Autism is a condition which is exclusively defined by the presence of various behaviours combined with an analysis of developmental history. There is no genetic or biological test currently available to provide objective confirmation on the presence or not of autism.
That is not to say however, that there may not be clues as to the genetic or biological underpinnings of autism based on the presence of autism or autistic-like presentation in other defined conditions with better categorised origins and pathology.
One example of such a condition is that of 22q11.2 deletion syndrome (Del22). Del22 is a genetic disorder characterised by the deletion of a small piece of chromosome 22 at a location called q11.2. People with Del22 can present with various signs and symptoms affecting physical health including heart problems and issues with immune function. Corresponding developmental issues manifesting as behavioural or learning difficulties are also frequently reported including the presence of autism or autistic like behaviours.
There has been some debate in autism research circles about the presentation of autism in people subsequently diagnosed with Del22 and how those with Del22 may present with a subtly different type of autism from non-Del22 cases. Nevertheless, there is continued interest in the connection between Del22 and the presentation of autism.
The paper by Giardino and colleagues* adds a further layer of complexity to the presentation of Del22 with their observations of gastrointestinal (GI) symptoms potentially being a common issue in the condition.

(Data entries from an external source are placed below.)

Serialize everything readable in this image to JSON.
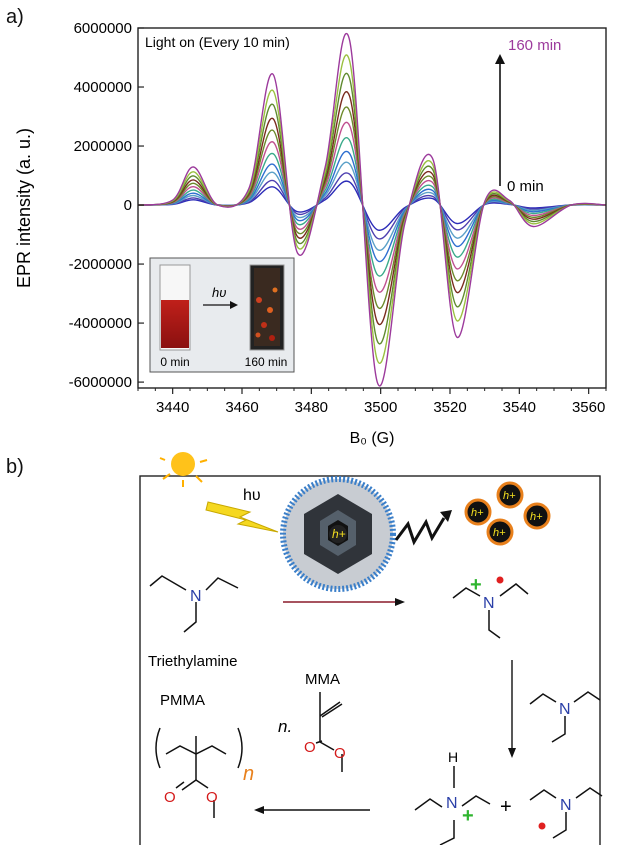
{
  "panel_a": {
    "label": "a)"
  },
  "panel_b": {
    "label": "b)"
  },
  "chart_data": {
    "type": "line",
    "title": "",
    "xlabel": "B₀ (G)",
    "ylabel": "EPR intensity (a. u.)",
    "xlim": [
      3430,
      3565
    ],
    "ylim": [
      -6200000,
      6000000
    ],
    "x_ticks": [
      "3440",
      "3460",
      "3480",
      "3500",
      "3520",
      "3540",
      "3560"
    ],
    "y_ticks": [
      "6000000",
      "4000000",
      "2000000",
      "0",
      "-2000000",
      "-4000000",
      "-6000000"
    ],
    "grid": false,
    "annotation_top_left": "Light on (Every 10 min)",
    "arrow_top_label": "160 min",
    "arrow_bottom_label": "0 min",
    "feature_x": [
      3430,
      3440,
      3446,
      3453,
      3462,
      3469,
      3476,
      3484,
      3491,
      3499,
      3507,
      3515,
      3522,
      3530,
      3537,
      3544,
      3555,
      3565
    ],
    "feature_shape": [
      0,
      0.03,
      0.23,
      0,
      0.1,
      0.79,
      -0.29,
      0.23,
      1.0,
      -1.07,
      -0.11,
      0.28,
      -0.8,
      0.02,
      0.03,
      -0.13,
      0,
      0
    ],
    "series": [
      {
        "amplitude": 780000,
        "color": "#2b2bb8"
      },
      {
        "amplitude": 1050000,
        "color": "#4d3fb0"
      },
      {
        "amplitude": 1400000,
        "color": "#5aa0c8"
      },
      {
        "amplitude": 1750000,
        "color": "#2f6fd0"
      },
      {
        "amplitude": 2200000,
        "color": "#3aaa8a"
      },
      {
        "amplitude": 2700000,
        "color": "#c05090"
      },
      {
        "amplitude": 3200000,
        "color": "#6c8a2a"
      },
      {
        "amplitude": 3700000,
        "color": "#7a2b1e"
      },
      {
        "amplitude": 4300000,
        "color": "#5f8a2f"
      },
      {
        "amplitude": 4900000,
        "color": "#9ac040"
      },
      {
        "amplitude": 5600000,
        "color": "#9c3a9c"
      }
    ],
    "inset": {
      "left_caption": "0 min",
      "right_caption": "160 min",
      "arrow_label": "hυ"
    }
  },
  "scheme": {
    "light_label": "hυ",
    "hole_label": "h+",
    "triethylamine_label": "Triethylamine",
    "pmma_label": "PMMA",
    "mma_label": "MMA",
    "n_label": "n.",
    "subscript_n": "n",
    "plus_sign": "+",
    "hydrogen_label": "H",
    "nitrogen_label": "N"
  },
  "colors": {
    "nitrogen": "#2a3fa8",
    "oxygen": "#d41a1a",
    "cation": "#2fb52f",
    "radical": "#e02020",
    "orange": "#e8801c"
  }
}
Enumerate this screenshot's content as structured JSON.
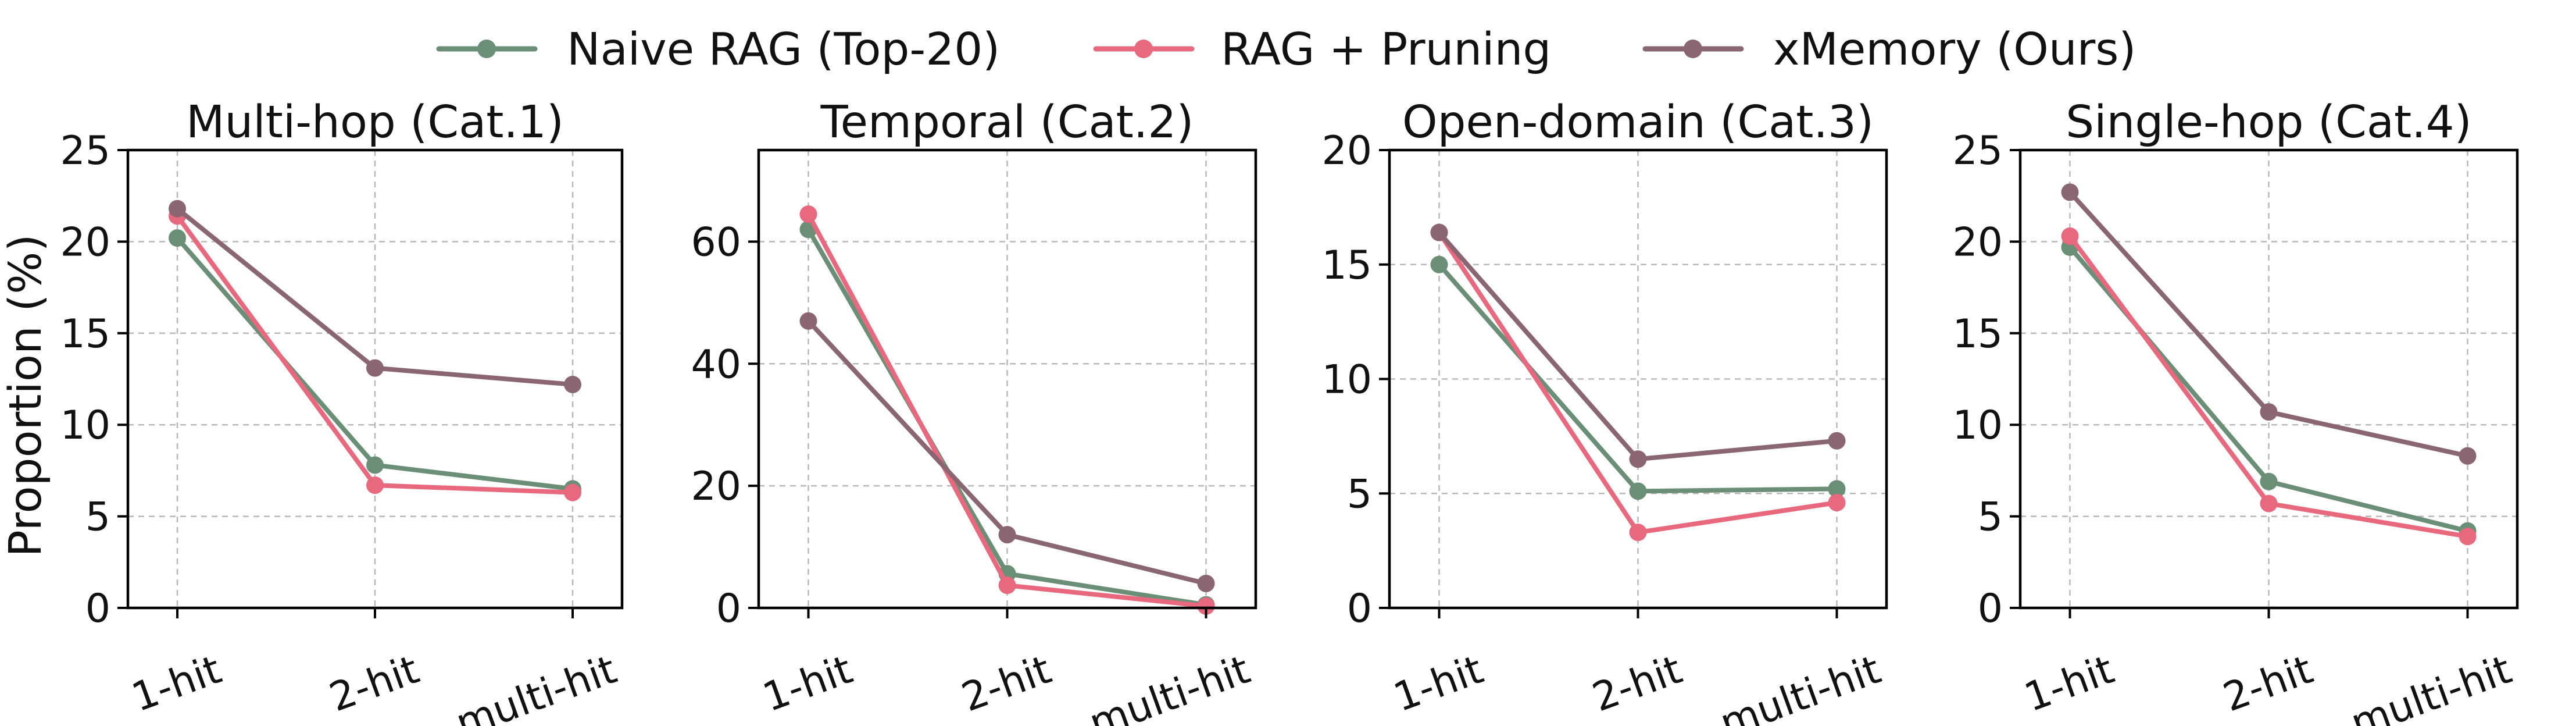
{
  "chart_data": {
    "type": "line",
    "ylabel": "Proportion (%)",
    "categories": [
      "1-hit",
      "2-hit",
      "multi-hit"
    ],
    "legend": {
      "placement": "top-center",
      "series": [
        {
          "name": "Naive RAG (Top-20)",
          "color": "#6b8f76"
        },
        {
          "name": "RAG + Pruning",
          "color": "#e8697e"
        },
        {
          "name": "xMemory (Ours)",
          "color": "#8a6672"
        }
      ]
    },
    "grid": true,
    "panels": [
      {
        "title": "Multi-hop (Cat.1)",
        "ylim": [
          0,
          25
        ],
        "yticks": [
          0,
          5,
          10,
          15,
          20,
          25
        ],
        "series": [
          {
            "name": "Naive RAG (Top-20)",
            "values": [
              20.2,
              7.8,
              6.5
            ]
          },
          {
            "name": "RAG + Pruning",
            "values": [
              21.4,
              6.7,
              6.3
            ]
          },
          {
            "name": "xMemory (Ours)",
            "values": [
              21.8,
              13.1,
              12.2
            ]
          }
        ]
      },
      {
        "title": "Temporal (Cat.2)",
        "ylim": [
          0,
          75
        ],
        "yticks": [
          0,
          20,
          40,
          60
        ],
        "series": [
          {
            "name": "Naive RAG (Top-20)",
            "values": [
              62.0,
              5.6,
              0.5
            ]
          },
          {
            "name": "RAG + Pruning",
            "values": [
              64.5,
              3.7,
              0.3
            ]
          },
          {
            "name": "xMemory (Ours)",
            "values": [
              47.0,
              12.0,
              4.0
            ]
          }
        ]
      },
      {
        "title": "Open-domain (Cat.3)",
        "ylim": [
          0,
          20
        ],
        "yticks": [
          0,
          5,
          10,
          15,
          20
        ],
        "series": [
          {
            "name": "Naive RAG (Top-20)",
            "values": [
              15.0,
              5.1,
              5.2
            ]
          },
          {
            "name": "RAG + Pruning",
            "values": [
              16.4,
              3.3,
              4.6
            ]
          },
          {
            "name": "xMemory (Ours)",
            "values": [
              16.4,
              6.5,
              7.3
            ]
          }
        ]
      },
      {
        "title": "Single-hop (Cat.4)",
        "ylim": [
          0,
          25
        ],
        "yticks": [
          0,
          5,
          10,
          15,
          20,
          25
        ],
        "series": [
          {
            "name": "Naive RAG (Top-20)",
            "values": [
              19.7,
              6.9,
              4.2
            ]
          },
          {
            "name": "RAG + Pruning",
            "values": [
              20.3,
              5.7,
              3.9
            ]
          },
          {
            "name": "xMemory (Ours)",
            "values": [
              22.7,
              10.7,
              8.3
            ]
          }
        ]
      }
    ]
  }
}
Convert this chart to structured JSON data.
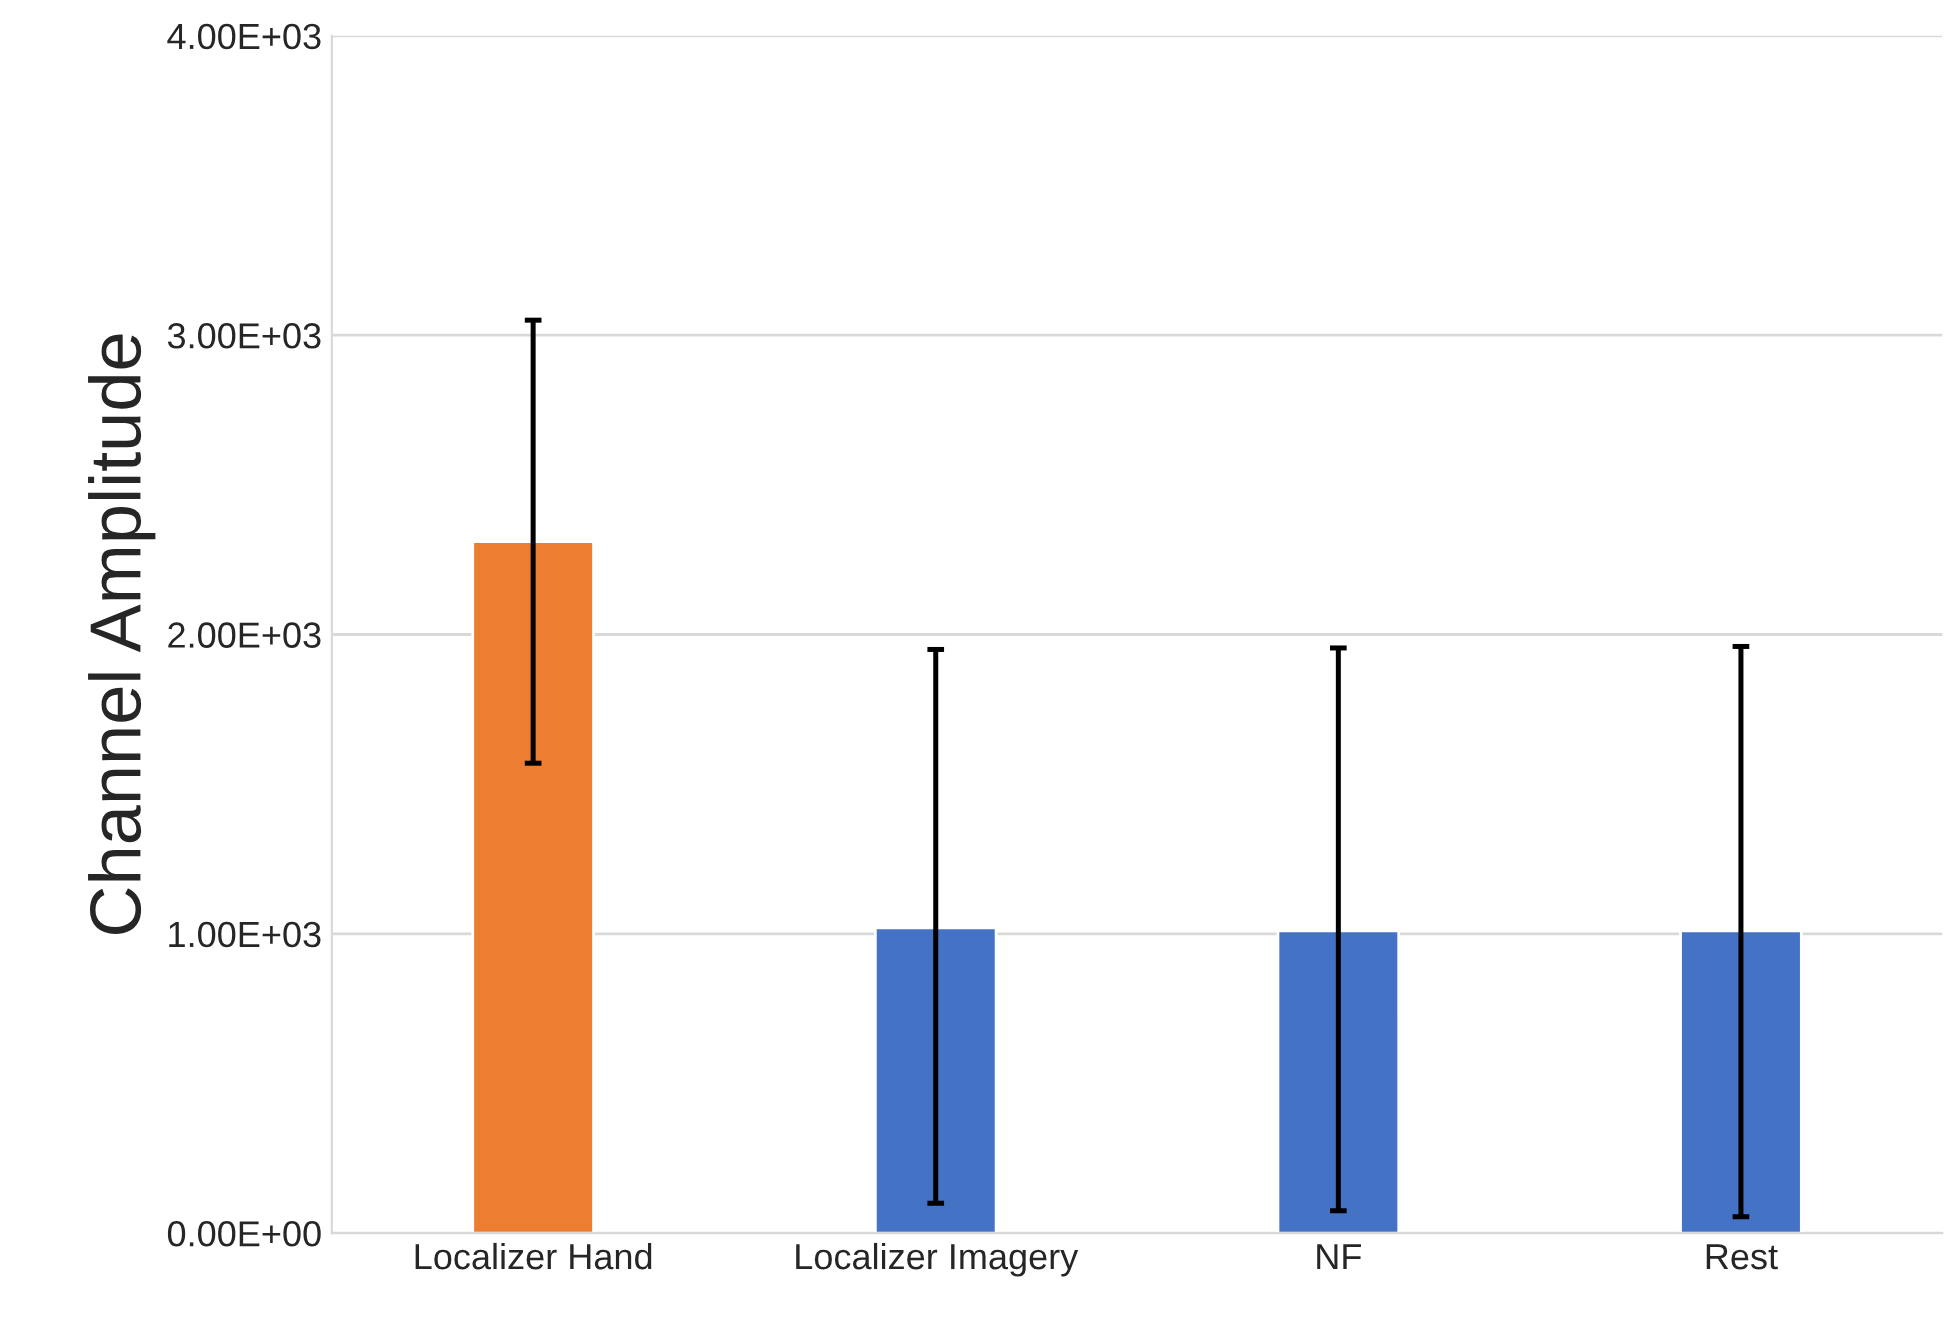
{
  "chart_data": {
    "type": "bar",
    "ylabel": "Channel Amplitude",
    "categories": [
      "Localizer Hand",
      "Localizer Imagery",
      "NF",
      "Rest"
    ],
    "values": [
      2310,
      1020,
      1010,
      1010
    ],
    "colors": [
      "#ed7d31",
      "#4472c4",
      "#4472c4",
      "#4472c4"
    ],
    "errors": [
      [
        1570,
        3050
      ],
      [
        100,
        1950
      ],
      [
        75,
        1955
      ],
      [
        55,
        1960
      ]
    ],
    "ylim": [
      0,
      4000
    ],
    "yticks": [
      {
        "value": 0,
        "label": "0.00E+00"
      },
      {
        "value": 1000,
        "label": "1.00E+03"
      },
      {
        "value": 2000,
        "label": "2.00E+03"
      },
      {
        "value": 3000,
        "label": "3.00E+03"
      },
      {
        "value": 4000,
        "label": "4.00E+03"
      }
    ],
    "grid": "y"
  }
}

Reporting on a small number of patients diagnosed with Del22, researchers used a battery of physiological tests to assess GI functions. They reported that over half of their patients presented with some kind of GI issue, many of them reporting functional bowel issues such as constipation and abdominal pain. Further, they reported secondary physical signs of potential GI issues according to weight deficiency and failure to thrive in their cohort. Coeliac disease, an autoimmune condition linked to issues with the protein gluten, was confirmed in one patient but others presented with immunological signs of reactivity to gluten (removal of which is the main treatment for coeliac disease). The authors conclude that further research on the GI manifestations noted in cases of Del22 might offer further strategies to help patients manage their condition.
The presentation of autism or autistic-like behaviours in Del22 alongside GI involvement in at least some cases offers further clues for autism research too. Whilst GI issues are not a universal part of the presentation of autism, nor exclusive to autism, the suggestion that genetic issues may influence both behaviour and physiology, including GI physiology, is an interesting one. This, particularly in light of a growing body of research indicating that various GI issues may be an over-represented comorbidity when examined with autism in mind.
* Giardino G. et al. Gastrointestinal involvement in patients affected with 22q11.2 deletion syndrome. Scand J Gastroenterol. 2013 Dec 18.